Il Governo Conte I è stato il tredicesimo governo per durata dal Governo Moro III del 1966. Il nuovo esecutivo, che chiederà la fiducia oggi alla Camera, sarà il 49esimo Governo dal 1966. Un dato che conferma la cronica difficoltà della nostra Repubblica di creare maggioranze stabili.

Per raccontare Cinquant’anni di vita Repubblicana abbiamo realizzato una grafica interattiva, che è possibile esplorare per scoprire il ritratto della nostra nazione nei volti dei suoi Presidenti del Consiglio. Cliccando sulle icone che rappresentano i 22 Premier dal 1966 a oggi, è possibile scoprire di più su partiti di appartenenza, governi, periodi storici, durata del mandato e percentuale di giorni in carica sul totale del periodo analizzato. Quanti governi e Presidenti del Consiglio abbiamo avuto, quanto sono durati a Palazzo Chigi, quante volte è stato necessario un rimpasto e un nuovo governo nel periodo compreso tra due successive elezioni.

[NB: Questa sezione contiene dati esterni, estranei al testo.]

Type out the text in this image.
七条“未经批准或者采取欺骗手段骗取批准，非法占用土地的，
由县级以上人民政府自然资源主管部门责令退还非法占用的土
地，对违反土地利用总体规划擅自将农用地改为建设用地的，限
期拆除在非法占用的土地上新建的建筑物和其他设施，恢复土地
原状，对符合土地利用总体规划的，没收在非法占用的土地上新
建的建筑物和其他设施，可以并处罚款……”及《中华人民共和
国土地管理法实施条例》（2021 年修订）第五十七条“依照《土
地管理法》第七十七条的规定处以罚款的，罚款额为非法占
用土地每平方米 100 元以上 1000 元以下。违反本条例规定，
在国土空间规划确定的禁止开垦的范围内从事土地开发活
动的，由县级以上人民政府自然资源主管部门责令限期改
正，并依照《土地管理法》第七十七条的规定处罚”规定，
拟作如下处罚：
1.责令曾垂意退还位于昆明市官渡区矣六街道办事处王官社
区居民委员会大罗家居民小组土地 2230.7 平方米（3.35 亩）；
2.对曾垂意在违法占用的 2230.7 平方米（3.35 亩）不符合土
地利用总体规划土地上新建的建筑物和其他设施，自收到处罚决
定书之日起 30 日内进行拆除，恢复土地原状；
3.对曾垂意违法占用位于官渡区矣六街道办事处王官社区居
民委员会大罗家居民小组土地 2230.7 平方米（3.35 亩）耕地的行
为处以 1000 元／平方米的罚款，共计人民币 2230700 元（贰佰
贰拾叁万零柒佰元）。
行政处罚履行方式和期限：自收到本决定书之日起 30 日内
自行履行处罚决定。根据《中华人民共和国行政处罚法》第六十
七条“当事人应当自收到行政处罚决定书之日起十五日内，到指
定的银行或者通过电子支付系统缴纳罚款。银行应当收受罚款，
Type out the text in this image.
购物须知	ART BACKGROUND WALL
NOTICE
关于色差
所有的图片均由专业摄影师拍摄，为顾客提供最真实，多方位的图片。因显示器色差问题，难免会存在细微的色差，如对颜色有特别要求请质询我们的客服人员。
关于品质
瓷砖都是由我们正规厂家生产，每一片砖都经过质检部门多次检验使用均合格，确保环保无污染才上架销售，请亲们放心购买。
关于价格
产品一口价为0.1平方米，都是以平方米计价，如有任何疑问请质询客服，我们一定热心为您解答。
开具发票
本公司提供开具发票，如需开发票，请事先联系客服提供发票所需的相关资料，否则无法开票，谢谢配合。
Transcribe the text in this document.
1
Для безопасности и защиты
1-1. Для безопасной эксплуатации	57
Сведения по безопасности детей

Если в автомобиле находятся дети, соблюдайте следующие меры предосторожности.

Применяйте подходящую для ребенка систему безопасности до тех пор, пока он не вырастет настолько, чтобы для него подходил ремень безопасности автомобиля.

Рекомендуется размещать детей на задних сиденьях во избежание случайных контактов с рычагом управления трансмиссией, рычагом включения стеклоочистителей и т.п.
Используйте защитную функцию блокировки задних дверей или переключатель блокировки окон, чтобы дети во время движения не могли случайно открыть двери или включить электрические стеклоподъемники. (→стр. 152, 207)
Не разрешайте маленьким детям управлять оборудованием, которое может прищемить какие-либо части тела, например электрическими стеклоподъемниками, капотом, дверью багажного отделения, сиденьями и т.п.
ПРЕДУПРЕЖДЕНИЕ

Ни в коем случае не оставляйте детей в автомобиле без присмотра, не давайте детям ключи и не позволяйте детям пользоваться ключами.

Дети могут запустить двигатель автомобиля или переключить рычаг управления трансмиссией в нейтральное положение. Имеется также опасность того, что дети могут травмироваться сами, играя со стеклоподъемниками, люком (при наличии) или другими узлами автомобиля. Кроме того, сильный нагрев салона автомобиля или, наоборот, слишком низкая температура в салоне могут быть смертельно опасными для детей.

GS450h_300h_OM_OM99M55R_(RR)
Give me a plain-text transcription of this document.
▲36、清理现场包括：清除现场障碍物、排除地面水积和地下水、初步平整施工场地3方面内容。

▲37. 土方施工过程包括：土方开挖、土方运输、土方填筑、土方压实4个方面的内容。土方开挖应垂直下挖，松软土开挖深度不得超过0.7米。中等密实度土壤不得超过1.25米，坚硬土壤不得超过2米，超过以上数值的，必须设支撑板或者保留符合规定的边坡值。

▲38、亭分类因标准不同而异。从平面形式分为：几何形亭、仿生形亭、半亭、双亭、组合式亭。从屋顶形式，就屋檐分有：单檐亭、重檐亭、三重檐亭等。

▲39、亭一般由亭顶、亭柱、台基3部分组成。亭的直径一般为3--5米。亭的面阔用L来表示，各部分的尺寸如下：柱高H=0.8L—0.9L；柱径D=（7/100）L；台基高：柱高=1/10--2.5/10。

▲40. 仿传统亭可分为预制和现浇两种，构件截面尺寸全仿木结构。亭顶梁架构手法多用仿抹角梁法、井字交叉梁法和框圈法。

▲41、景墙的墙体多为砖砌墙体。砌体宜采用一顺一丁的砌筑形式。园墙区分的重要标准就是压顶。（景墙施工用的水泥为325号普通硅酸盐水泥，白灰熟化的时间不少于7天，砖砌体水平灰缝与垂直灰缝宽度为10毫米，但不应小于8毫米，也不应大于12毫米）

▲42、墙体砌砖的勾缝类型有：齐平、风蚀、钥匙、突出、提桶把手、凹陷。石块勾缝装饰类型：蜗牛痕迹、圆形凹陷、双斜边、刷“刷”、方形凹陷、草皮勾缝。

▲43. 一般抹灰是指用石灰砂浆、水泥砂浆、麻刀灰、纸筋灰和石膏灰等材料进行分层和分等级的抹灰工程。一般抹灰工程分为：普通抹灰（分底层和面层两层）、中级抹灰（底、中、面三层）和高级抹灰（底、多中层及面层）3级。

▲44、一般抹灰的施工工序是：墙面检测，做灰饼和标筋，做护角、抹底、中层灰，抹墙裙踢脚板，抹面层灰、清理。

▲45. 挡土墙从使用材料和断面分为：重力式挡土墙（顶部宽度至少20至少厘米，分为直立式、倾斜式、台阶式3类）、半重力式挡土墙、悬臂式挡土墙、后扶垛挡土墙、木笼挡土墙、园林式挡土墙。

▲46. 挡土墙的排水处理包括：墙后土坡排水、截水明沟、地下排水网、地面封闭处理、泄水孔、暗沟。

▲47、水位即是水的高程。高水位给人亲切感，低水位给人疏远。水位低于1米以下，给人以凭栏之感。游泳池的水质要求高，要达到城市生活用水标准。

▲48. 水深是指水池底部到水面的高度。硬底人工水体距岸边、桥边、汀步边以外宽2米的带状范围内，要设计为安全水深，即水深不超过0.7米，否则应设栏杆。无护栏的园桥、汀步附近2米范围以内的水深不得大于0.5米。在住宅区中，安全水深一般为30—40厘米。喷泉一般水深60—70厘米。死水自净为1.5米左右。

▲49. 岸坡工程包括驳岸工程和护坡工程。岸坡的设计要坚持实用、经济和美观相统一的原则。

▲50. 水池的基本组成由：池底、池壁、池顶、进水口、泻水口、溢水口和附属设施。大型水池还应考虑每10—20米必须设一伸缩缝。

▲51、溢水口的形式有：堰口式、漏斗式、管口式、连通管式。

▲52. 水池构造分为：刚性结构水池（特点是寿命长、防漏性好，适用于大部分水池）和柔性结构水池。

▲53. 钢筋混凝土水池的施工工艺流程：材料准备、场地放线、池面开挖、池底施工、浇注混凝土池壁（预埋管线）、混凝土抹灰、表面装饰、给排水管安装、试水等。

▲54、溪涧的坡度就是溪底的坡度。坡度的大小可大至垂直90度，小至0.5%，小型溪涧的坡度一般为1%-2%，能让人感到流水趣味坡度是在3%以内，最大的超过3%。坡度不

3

Gli ultimi cinquant’anni hanno dunque visto alternarsi al Palazzo Chigi 22 diversi presidenti del Consiglio, alla guida di 49 governi. Nell’era della Seconda Repubblica significa un governo ogni 420 giorni.
Silvio Berlusconi, con 3312 giorni da Premier ripartiti su quattro governi, rimane il politico che ha occupato più a lungo le sale di Palazzo Chigi, precedendo un altro dei principali protagonisti della storia repubblicana, il democristiano Giulio Andreotti. Tra i più importanti esponenti della Democrazia Cristiana, Andreotti è la personalità politica col maggior numero di incarichi. Sette volte presidente del Consiglio tra il 1972 e il 1992, compreso il governo di “solidarietà nazionale” nato dopo il rapimento Moro, ricordato anche come il “Governo della non sfiducia”, vista l’astensione del Partito Comunista Italiano di Enrico Berlinguer durante la votazione per la fiducia.
Giulio Andreotti detiene anche il record del più breve periodo da premier nella storia della Repubblica Italiana, oltre che il terzo a vedersi rifiutato il voto di fiducia dal parlamento. Una situazione che portò alle prime elezioni anticipate della storia repubblicana. Il Governo Andreotti I fu il ventisettesimo governo della Repubblica Italiana, il sesto e ultimo della V legislatura, precedendo del Governo Andreotti II. Rimase in carica dal 18 febbraio 1972 al 26 giugno 1972, per un totale di 128 giorni, ovvero solamente 4 mesi e 8 giorni. Molti meno furono i giorni fino alle dimissioni, solo 9, dopo che il governo non ottenne la fiducia in parlamento.
Quello appena chiusosi, il Governo Conte I, è il sessantacinquesimo esecutivo della Repubblica Italiana, il primo della XVIII legislatura. Il governo è entrato in carica l’1 giugno 2018. Conte e i suoi Ministri hanno raggiunto 445 giorni di legislatura, attestandosi come tredicesimo governo più lungo degli ultimi cinquant’anni.
Come il precedente, il Governo Conte bis si preannuncia di difficile decifrazione. Le probabilità che il nuovo esecutivo giallo-rosso arrivi alla fine naturale della legislatura appaiono molto basse. Lo dice la storia del nostro paese. La durata media delle prime 17 legislature è stata di 51 mesi (cioè 4 anni e 3 mesi) anziché di 60 (cioè 5 anni). La durata media dei governi si abbassa decisamente. Se consideriamo 5 anni esatti dall’inizio della XVIII legislatura, il Conte II dovrebbe chiudersi naturalmente nel marzo 2023. 1291 giorni da oggi. Un miraggio pensare che Conte possa riuscirci se si guarda al passato.

Solo il Governo Berlusconi II è riuscito a raggiungere un numero di giorni superiore. 1 governo su 45 analizzati. Parliamo di una probabilità del 2.2% di poterci riuscire. L’alleanza forzata tra Movimento 5 Stelle e Partito Democratico non è di aiuto. Se questi numeri significano qualcosa può sperare il grande sconfitto del momento, Matteo Salvini. Ai neo alleati tocca la sfida di superare se stessi e i numeri del passato.